1. Technical Field
The disclosure discussed herein generally relates to a spectral image acquiring apparatus for acquiring a spectral image.
2. Description of the Related Art
Spectroscopes are widely used for acquiring optical spectra. Typically, a spectroscope separates incoming light into plural wavelength components by using a prism or a diffraction grating, and detects the optical intensity of the wavelength components with a light-receiving element. However, such a general-purpose spectroscope cannot acquire an optical spectrum of the incoming light in association with positional information of the incoming light.
In recent years, much attention has been focused on a spectral image acquiring apparatus capable of acquiring a spectral image that two-dimensionally represents wavelength components of light from various points within a predetermined imaged area in association with the various points. The acquired spectral image represents a two-dimensional distribution of the wavelength components of the various points in the imaged area. For example, the spectral image represents the wavelength components of the various points within the imaged area by gradational differences.
Methods for acquiring spectra may be categorized into three types; namely, one employing a wavelength selective filter (such as a bandpass filter, a low-pass filter, or a high-pass filter); one employing a dispersive element such as a prism or a diffraction grating; and another using Fourier spectroscopy. Various spectral image acquiring apparatuses employing such methods have been proposed.

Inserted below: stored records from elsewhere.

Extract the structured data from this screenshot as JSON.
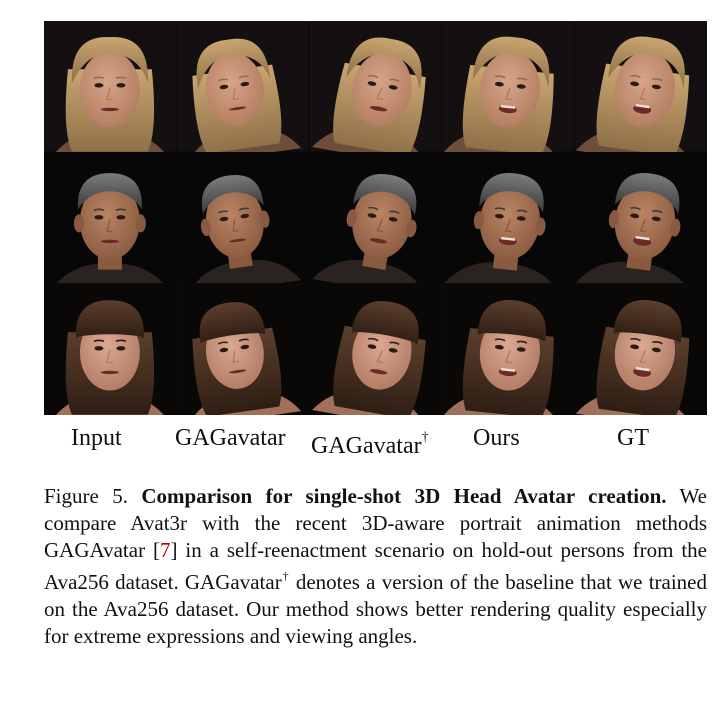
{
  "figure": {
    "columns": [
      {
        "label": "Input",
        "sup": ""
      },
      {
        "label": "GAGavatar",
        "sup": ""
      },
      {
        "label": "GAGavatar",
        "sup": "†"
      },
      {
        "label": "Ours",
        "sup": ""
      },
      {
        "label": "GT",
        "sup": ""
      }
    ],
    "rows": [
      {
        "subject": "blonde-woman",
        "skin": "#d7a487",
        "skin_shadow": "#b27b5f",
        "hair": "#c9a570",
        "hair_shadow": "#8f7048",
        "shirt": "#6d4e3a",
        "bg": "#140f10"
      },
      {
        "subject": "older-man",
        "skin": "#b98463",
        "skin_shadow": "#8a5a40",
        "hair": "#7c7c7c",
        "hair_shadow": "#3b3b3b",
        "shirt": "#2a2320",
        "bg": "#070707"
      },
      {
        "subject": "young-woman",
        "skin": "#dba891",
        "skin_shadow": "#b07a63",
        "hair": "#5c3f2c",
        "hair_shadow": "#2e1e14",
        "shirt": "#a1705a",
        "bg": "#0a0807"
      }
    ]
  },
  "caption": {
    "figure_label": "Figure 5.",
    "title": "Comparison for single-shot 3D Head Avatar creation.",
    "text_1": "We compare Avat3r with the recent 3D-aware portrait animation methods GAGAvatar [",
    "ref": "7",
    "text_2": "] in a self-reenactment scenario on hold-out persons from the Ava256 dataset. GAGavatar",
    "dagger": "†",
    "text_3": " denotes a version of the baseline that we trained on the Ava256 dataset. Our method shows better rendering quality especially for extreme expressions and viewing angles."
  }
}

As an example of the apparatus capable of acquiring a spectral image by using a wavelength selective filter, Japanese Laid-open Patent Publication No. 2005-57541 discusses a spectroscopic camera head. In this spectroscopic camera head, incoming light from a subject is received by a two-dimensional imaging element via a wavelength selective filter configured to provide a spectral image of a wavelength component corresponding to the wavelength selective filter. The spectroscopic camera head can dynamically switch transmission wavelengths by using a liquid crystal wavelength-tunable filter as the wavelength selective filter. Thus, by imaging a subject by switching the transmitted wavelength of the wavelength selective filter, plural images with different wavelength components can be obtained. By composing such images, a spectral image that two-dimensionally represents the wavelength components of various points in the imaged area in association with the various points can be acquired.
As an example of the apparatus capable of acquiring a spectral image by using a dispersive element, “Optical Alliance”, JAPAN INDUSTRIAL PUBLISHING CO., LTD., November 1999, pp. 4-9 discusses a planar spectrometer. The planar spectrometer includes an imaging spectroscope capable of simultaneously measuring positional information and spectral information of points located on a straight line. By performing imaging while scanning the imaging spectroscope in a direction perpendicular to the direction in which the points are arranged, a spectral image can be obtained in which the wavelength components of the points within the imaged area are two-dimensionally represented in association with the points.
As an example of the imaging apparatus using Fourier spectroscopy, Japanese Laid-open Patent Publication No. 2005-31007 discusses a spectrometer apparatus that separates incoming light into two optical paths or polarization components. A phase difference is provided to one of the two optical paths or polarization components so as to cause the two optical paths or polarization components to interfere with each other. A resultant detection signal is Fourier-transformed by a computer in order to obtain an optical spectrum. When a spectral image is to be obtained by using the spectrometer apparatus, the phase difference given to the two perpendicular optical paths or polarization components is changed during detection. In this way, a two-dimensional distribution of an optical spectrum can be obtained in a predetermined wide range of wavelengths.
However, it takes a long processing time before a spectral image can be obtained by any of the above methods. Thus, the methods cannot be easily applied for applications for acquiring a spectral image on a real-time basis at high speed.
Specifically, in the method using the wavelength selective filter, the two-dimensional distribution can be obtained only with respect to one wavelength component by a single imaging operation. In order to obtain a spectral image, plural images may be acquired by using different wavelength components and then composing the images. However, this method takes a long time because of the need for the multiple imaging operations and the process of composing the multiple images, resulting in a long processing time for obtaining the spectral image.
In the method using the dispersive element, in order to obtain a spectral image, imaging is performed while scanning the imaging spectroscope, so that the process time for obtaining the spectral image is extended by the scanning time.
In the method using Fourier spectroscopy, in order to obtain a spectral image, detection is performed while changing the phase difference given to the two optical paths or polarization components, so that the time for obtaining the spectral image is extended by the time for detection.